After using “delete_patch_embed”, I still get the following error: ![Uploading 微信图片_20240513154245.png…]()

RuntimeError: Error(s) in loading state_dict for SwinUNETR: size mismatch for encoder1.layer.conv1.conv.weight: copying a param with shape torch.Size([48, 1, 3, 3, 3]) from checkpoint, the shape in current model is torch.Size([48, 4, 3, 3, 3]). size mismatch for encoder1.layer.conv3.conv.weight: copying a param with shape torch.Size([48, 1, 1, 1, 1]) from checkpoint, the shape in current model is torch.Size([48, 4, 1, 1, 1]).

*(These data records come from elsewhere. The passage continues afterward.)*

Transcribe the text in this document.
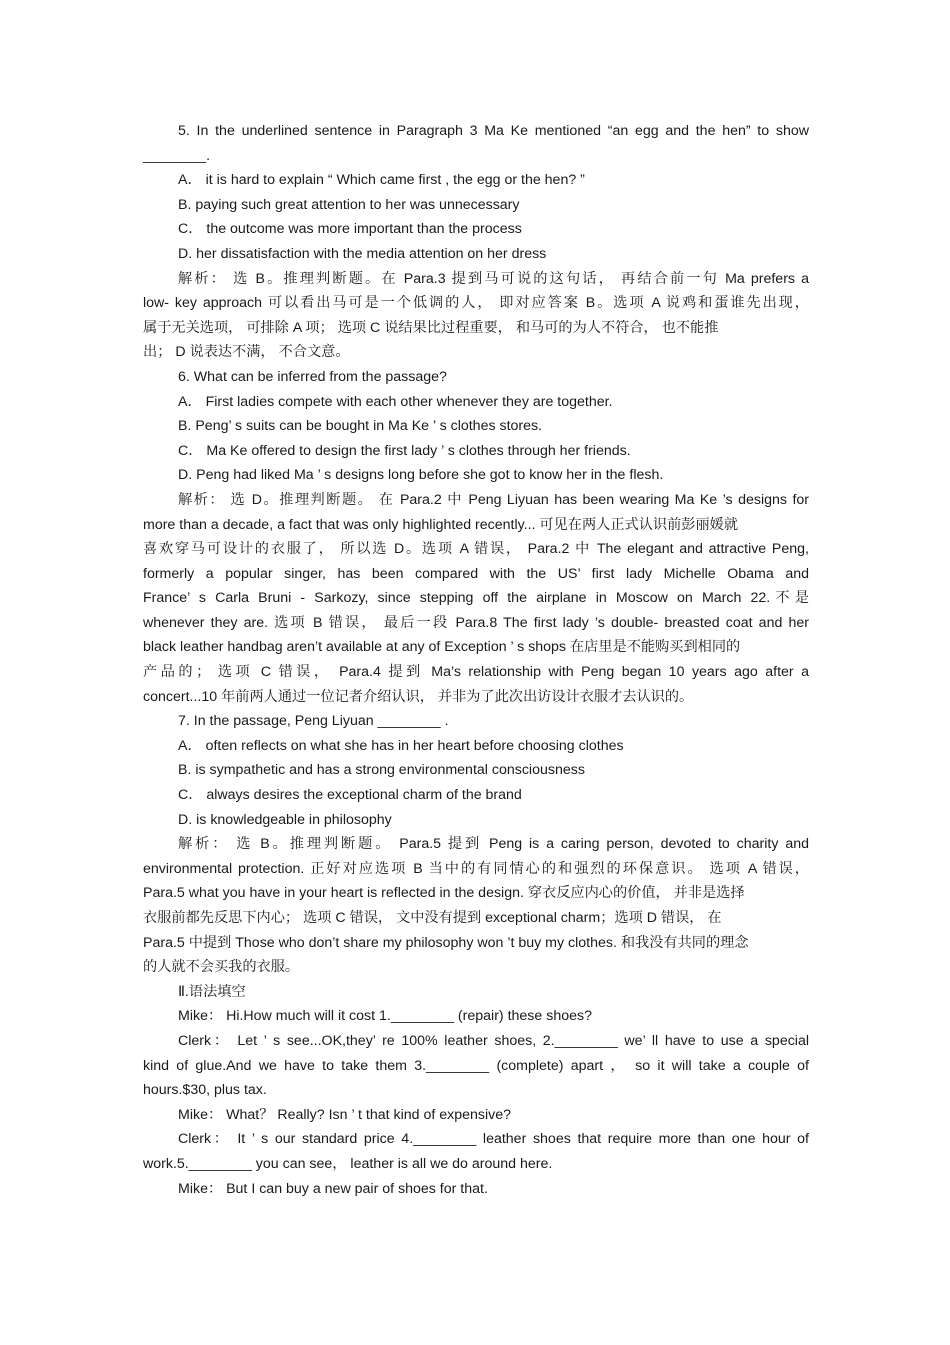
5. In the underlined sentence in Paragraph 3 Ma Ke mentioned “an egg and the hen” to show
________.
A． it is hard to explain “ Which came first , the egg or the hen? ”
B. paying such great attention to her was unnecessary
C． the outcome was more important than the process
D. her dissatisfaction with the media attention on her dress
解析： 选 B。推理判断题。在 Para.3 提到马可说的这句话， 再结合前一句 Ma prefers a
low- key approach 可以看出马可是一个低调的人， 即对应答案 B。选项 A 说鸡和蛋谁先出现，
属于无关选项， 可排除 A 项； 选项 C 说结果比过程重要， 和马可的为人不符合， 也不能推
出； D 说表达不满， 不合文意。
6. What can be inferred from the passage?
A． First ladies compete with each other whenever they are together.
B. Peng’ s suits can be bought in Ma Ke ’ s clothes stores.
C． Ma Ke offered to design the first lady ’ s clothes through her friends.
D. Peng had liked Ma ’ s designs long before she got to know her in the flesh.
解析： 选 D。推理判断题。 在 Para.2 中 Peng Liyuan has been wearing Ma Ke ’s designs for
more than a decade, a fact that was only highlighted recently... 可见在两人正式认识前彭丽媛就
喜欢穿马可设计的衣服了， 所以选 D。选项 A 错误， Para.2 中 The elegant and attractive Peng,
formerly a popular singer, has been compared with the US’ first lady Michelle Obama and
France’ s Carla Bruni - Sarkozy, since stepping off the airplane in Moscow on March 22.不是
whenever they are. 选项 B 错误， 最后一段 Para.8 The first lady ’s double- breasted coat and her
black leather handbag aren’t available at any of Exception ’ s shops 在店里是不能购买到相同的
产品的； 选项 C 错误， Para.4 提到 Ma’s relationship with Peng began 10 years ago after a
concert...10 年前两人通过一位记者介绍认识， 并非为了此次出访设计衣服才去认识的。
7. In the passage, Peng Liyuan ________ .
A． often reflects on what she has in her heart before choosing clothes
B. is sympathetic and has a strong environmental consciousness
C． always desires the exceptional charm of the brand
D. is knowledgeable in philosophy
解析： 选 B。推理判断题。 Para.5 提到 Peng is a caring person, devoted to charity and
environmental protection. 正好对应选项 B 当中的有同情心的和强烈的环保意识。 选项 A 错误，
Para.5 what you have in your heart is reflected in the design. 穿衣反应内心的价值， 并非是选择
衣服前都先反思下内心； 选项 C 错误， 文中没有提到 exceptional charm；选项 D 错误， 在
Para.5 中提到 Those who don’t share my philosophy won ’t buy my clothes. 和我没有共同的理念
的人就不会买我的衣服。
Ⅱ.语法填空
Mike： Hi.How much will it cost 1.________ (repair) these shoes?
Clerk： Let ’ s see...OK,they’ re 100% leather shoes, 2.________ we’ ll have to use a special
kind of glue.And we have to take them 3.________ (complete) apart ， so it will take a couple of
hours.$30, plus tax.
Mike： What？ Really? Isn ’ t that kind of expensive?
Clerk： It ’ s our standard price 4.________ leather shoes that require more than one hour of
work.5.________ you can see， leather is all we do around here.
Mike： But I can buy a new pair of shoes for that.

Luffy03 commented 4 months ago

Many thanks for pointing out our mistake! The previous version of function delete is used for SwinunetrV1 and our 1.6k pre-training. I have updated it as https://github.com/Luffy03/VoCo/blob/5cb1297095f0fc55dc81b4e40640e4ee80e2c4e0/Finetune/nnUNet/nnunetv2/training/nnUNetTrainer/nnUNetTrainer_swin.py#L153. image

zzzjjj98 commented 4 months ago

Many thanks for pointing out our mistake! The previous version of function delete is used for SwinunetrV1 and our 1.6k pre-training. I have updated it as

https://github.com/Luffy03/VoCo/blob/5cb1297095f0fc55dc81b4e40640e4ee80e2c4e0/Finetune/nnUNet/nnunetv2/training/nnUNetTrainer/nnUNetTrainer_swin.py#L153

. image

Thanks for the answer, the code has run through, much appreciated!

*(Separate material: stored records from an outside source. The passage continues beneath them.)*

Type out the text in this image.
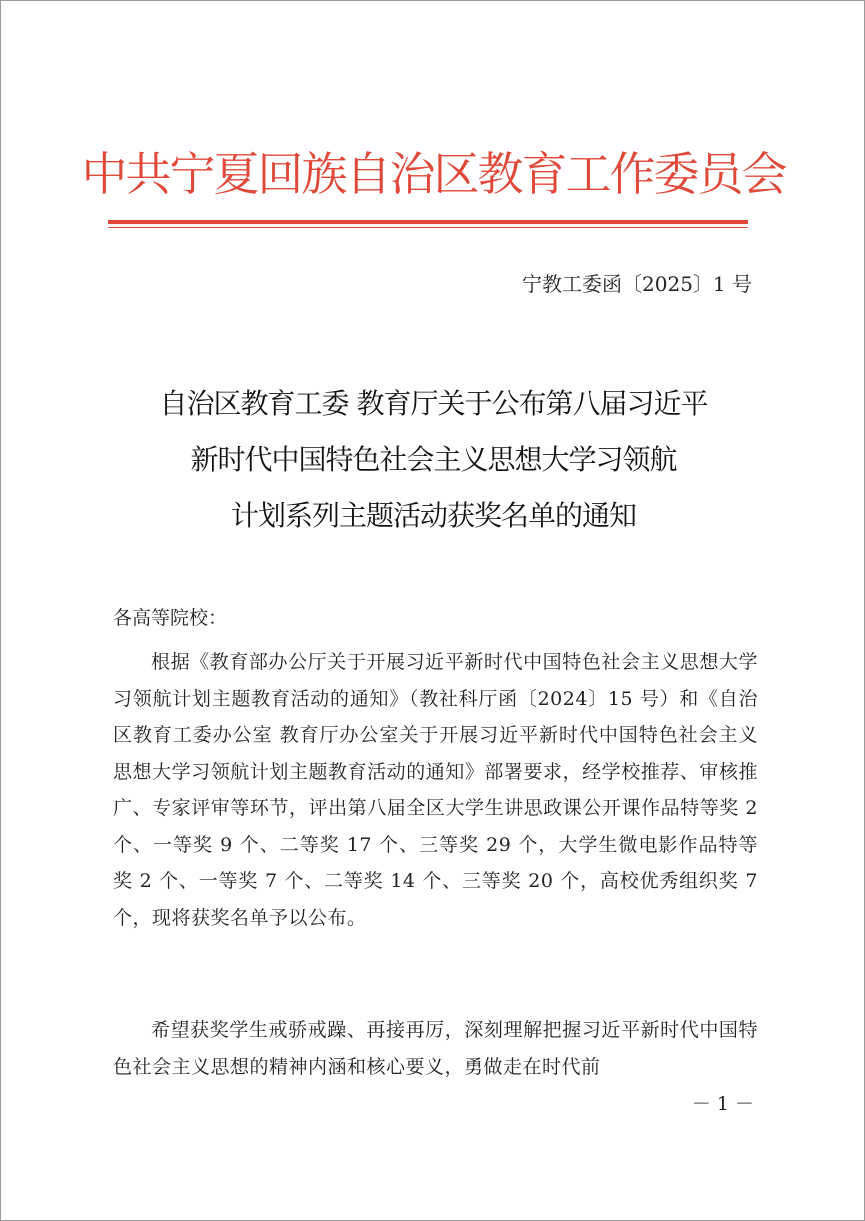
中共宁夏回族自治区教育工作委员会
宁教工委函〔2025〕1 号
自治区教育工委 教育厅关于公布第八届习近平
新时代中国特色社会主义思想大学习领航
计划系列主题活动获奖名单的通知
各高等院校：
根据《教育部办公厅关于开展习近平新时代中国特色社会主义思想大学习领航计划主题教育活动的通知》（教社科厅函〔2024〕15 号）和《自治区教育工委办公室 教育厅办公室关于开展习近平新时代中国特色社会主义思想大学习领航计划主题教育活动的通知》部署要求，经学校推荐、审核推广、专家评审等环节，评出第八届全区大学生讲思政课公开课作品特等奖 2 个、一等奖 9 个、二等奖 17 个、三等奖 29 个，大学生微电影作品特等奖 2 个、一等奖 7 个、二等奖 14 个、三等奖 20 个，高校优秀组织奖 7 个，现将获奖名单予以公布。
希望获奖学生戒骄戒躁、再接再厉，深刻理解把握习近平新时代中国特色社会主义思想的精神内涵和核心要义，勇做走在时代前
－ 1 －
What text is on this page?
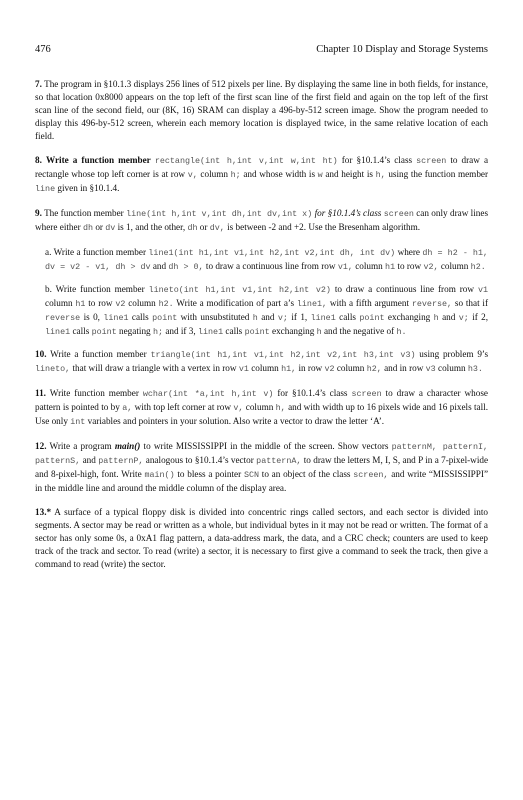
476	Chapter 10 Display and Storage Systems

7. The program in §10.1.3 displays 256 lines of 512 pixels per line. By displaying the same line in both fields, for instance, so that location 0x8000 appears on the top left of the first scan line of the first field and again on the top left of the first scan line of the second field, our (8K, 16) SRAM can display a 496-by-512 screen image. Show the program needed to display this 496-by-512 screen, wherein each memory location is displayed twice, in the same relative location of each field.

8. Write a function member rectangle(int h,int v,int w,int ht) for §10.1.4’s class screen to draw a rectangle whose top left corner is at row v, column h; and whose width is w and height is h, using the function member line given in §10.1.4.

9. The function member line(int h,int v,int dh,int dv,int x) for §10.1.4’s class screen can only draw lines where either dh or dv is 1, and the other, dh or dv, is between -2 and +2. Use the Bresenham algorithm.

a. Write a function member line1(int h1,int v1,int h2,int v2,int dh, int dv) where dh = h2 - h1, dv = v2 - v1, dh > dv and dh > 0, to draw a continuous line from row v1, column h1 to row v2, column h2.

b. Write function member lineto(int h1,int v1,int h2,int v2) to draw a continuous line from row v1 column h1 to row v2 column h2. Write a modification of part a’s line1, with a fifth argument reverse, so that if reverse is 0, line1 calls point with unsubstituted h and v; if 1, line1 calls point exchanging h and v; if 2, line1 calls point negating h; and if 3, line1 calls point exchanging h and the negative of h.

10. Write a function member triangle(int h1,int v1,int h2,int v2,int h3,int v3) using problem 9’s lineto, that will draw a triangle with a vertex in row v1 column h1, in row v2 column h2, and in row v3 column h3.

11. Write function member wchar(int *a,int h,int v) for §10.1.4’s class screen to draw a character whose pattern is pointed to by a, with top left corner at row v, column h, and with width up to 16 pixels wide and 16 pixels tall. Use only int variables and pointers in your solution. Also write a vector to draw the letter ‘A’.

12. Write a program main() to write MISSISSIPPI in the middle of the screen. Show vectors patternM, patternI, patternS, and patternP, analogous to §10.1.4’s vector patternA, to draw the letters M, I, S, and P in a 7-pixel-wide and 8-pixel-high, font. Write main() to bless a pointer SCN to an object of the class screen, and write “MISSISSIPPI” in the middle line and around the middle column of the display area.

13.* A surface of a typical floppy disk is divided into concentric rings called sectors, and each sector is divided into segments. A sector may be read or written as a whole, but individual bytes in it may not be read or written. The format of a sector has only some 0s, a 0xA1 flag pattern, a data-address mark, the data, and a CRC check; counters are used to keep track of the track and sector. To read (write) a sector, it is necessary to first give a command to seek the track, then give a command to read (write) the sector.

zzzjjj98 commented 3 months ago

Hello, thanks for your great work! I tried to train voco on the multimodal Brats dataset with the following train_transforms, but it seems that only one modality (one channel) can be loaded. May I know what processing should be done if I use multimodal MRI for pre-training? ![Uploading ooo.png…]()

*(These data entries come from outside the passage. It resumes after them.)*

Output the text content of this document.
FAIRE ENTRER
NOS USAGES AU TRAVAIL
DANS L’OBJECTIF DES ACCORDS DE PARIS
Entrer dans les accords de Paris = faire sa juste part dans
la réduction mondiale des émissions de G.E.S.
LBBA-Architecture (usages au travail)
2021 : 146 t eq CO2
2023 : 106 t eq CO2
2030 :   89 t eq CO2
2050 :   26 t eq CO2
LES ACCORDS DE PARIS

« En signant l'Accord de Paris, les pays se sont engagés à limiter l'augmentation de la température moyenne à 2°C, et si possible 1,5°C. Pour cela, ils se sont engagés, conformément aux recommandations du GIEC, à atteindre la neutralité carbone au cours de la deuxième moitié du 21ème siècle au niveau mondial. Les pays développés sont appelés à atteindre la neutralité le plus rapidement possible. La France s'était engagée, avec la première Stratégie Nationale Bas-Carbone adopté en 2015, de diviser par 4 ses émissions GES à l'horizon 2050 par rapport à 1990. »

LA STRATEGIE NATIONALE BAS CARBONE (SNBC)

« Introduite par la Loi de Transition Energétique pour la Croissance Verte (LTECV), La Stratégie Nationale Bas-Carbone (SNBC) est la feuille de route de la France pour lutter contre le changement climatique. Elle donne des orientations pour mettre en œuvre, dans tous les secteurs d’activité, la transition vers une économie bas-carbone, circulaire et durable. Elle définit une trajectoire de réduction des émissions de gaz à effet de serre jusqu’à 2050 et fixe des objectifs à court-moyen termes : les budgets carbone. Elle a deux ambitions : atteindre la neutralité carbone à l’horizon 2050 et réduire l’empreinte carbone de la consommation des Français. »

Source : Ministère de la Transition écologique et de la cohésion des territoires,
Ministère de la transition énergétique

zzzjjj98 commented 3 months ago

Hello, thanks for your great work! I tried to train voco on the multimodal Brats dataset with the following train_transforms, but it seems that only one modality (one channel) can be loaded. May I know what processing should be done if I use multimodal MRI for pre-training? ooo

Luffy03 commented 3 months ago

Sorry for my late reply. To pre-train on MRI data, you need to change 'in_channels' to 4 if you have 4 sequences or (modalities) as in https://github.com/Luffy03/VoCo/blob/94ed426bec328b7b9b5ddcf25b43fc14f27672ab/voco_train.py#L131

We also collect large-scale MRI data for pre-training but we have not yet achieved good results. If you have further problems with it, feel free to raise them here.